Southeastern Section - 70th Annual Meeting - 2021

Paper No. 13-9
Presentation Time: 10:55 AM

CLUSTERS ANALYSIS OF POLLUTION SOURCES BASED ON THE STEROL COMPOSITION


AFOLABI, Ayomide, Auburn, AL 36832, OJEDA, Ann, Department of Geosciences, Auburn University, 2050 Beard-Eaves Memorial Colisuem, Auburn, AL 36849-5507 and ZHENG, Jingyi, Mathematics and Statistics, Auburn University, Auburn, AL 36849

Pollution in waterbodies is a major issue, and researchers work to assess sources of pollution in order to mitigate its impact on the environment. A major source of pollution is from animal fecal matter and sewage effluents, contributing to water quality issues worldwide. Tracking the source of the fecal pollution is necessary, providing the foundation on which to build an effective solution. In this study, we propose to track the fecal pollution sources by the sterol composition and explore the cluster structure of fecal pollution sources according to their sterol signatures. The sterol composition of various animal fecal and effluents were sourced from different peer reviewed journals (n = 10).

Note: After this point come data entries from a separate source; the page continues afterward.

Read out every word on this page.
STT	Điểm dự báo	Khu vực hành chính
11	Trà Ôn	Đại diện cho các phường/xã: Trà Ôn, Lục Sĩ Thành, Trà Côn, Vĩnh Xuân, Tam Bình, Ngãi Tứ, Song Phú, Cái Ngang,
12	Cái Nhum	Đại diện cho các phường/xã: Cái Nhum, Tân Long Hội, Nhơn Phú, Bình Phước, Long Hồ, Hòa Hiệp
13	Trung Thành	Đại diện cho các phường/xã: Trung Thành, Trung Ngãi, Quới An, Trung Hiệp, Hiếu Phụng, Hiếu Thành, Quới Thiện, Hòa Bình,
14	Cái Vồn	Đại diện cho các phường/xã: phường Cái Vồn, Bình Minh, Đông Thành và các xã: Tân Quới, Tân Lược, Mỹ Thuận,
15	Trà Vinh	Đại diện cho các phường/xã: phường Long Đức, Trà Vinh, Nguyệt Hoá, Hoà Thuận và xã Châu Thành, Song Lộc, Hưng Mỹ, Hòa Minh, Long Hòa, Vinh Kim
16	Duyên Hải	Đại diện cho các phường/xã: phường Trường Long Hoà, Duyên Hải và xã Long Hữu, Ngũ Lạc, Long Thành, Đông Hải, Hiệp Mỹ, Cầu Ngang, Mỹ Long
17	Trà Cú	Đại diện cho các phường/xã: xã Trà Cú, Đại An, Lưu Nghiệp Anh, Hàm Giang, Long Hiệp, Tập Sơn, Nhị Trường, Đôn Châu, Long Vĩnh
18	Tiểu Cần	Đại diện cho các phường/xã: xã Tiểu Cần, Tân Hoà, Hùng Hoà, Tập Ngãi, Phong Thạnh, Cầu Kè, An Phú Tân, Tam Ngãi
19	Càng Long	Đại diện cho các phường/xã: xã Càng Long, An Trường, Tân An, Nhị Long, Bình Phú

Various clustering methods including hierarchical clustering analysis are performed on the data to explore the similarity of different fecal pollutions and clusters based on the sterol composition. The results from the analysis reveal that human, dingo, and rosella fecal have the highest proportion of coprostanol, cholesterol and campesterol respectively. Rosella, wastewater effluents, humans, and pigs are shown to have a definite cluster. Overall, our results show that clusters produced by hierarchical clustering can be used in tracking source of fecal pollution and should be adopted in assessing source of fecal pollution.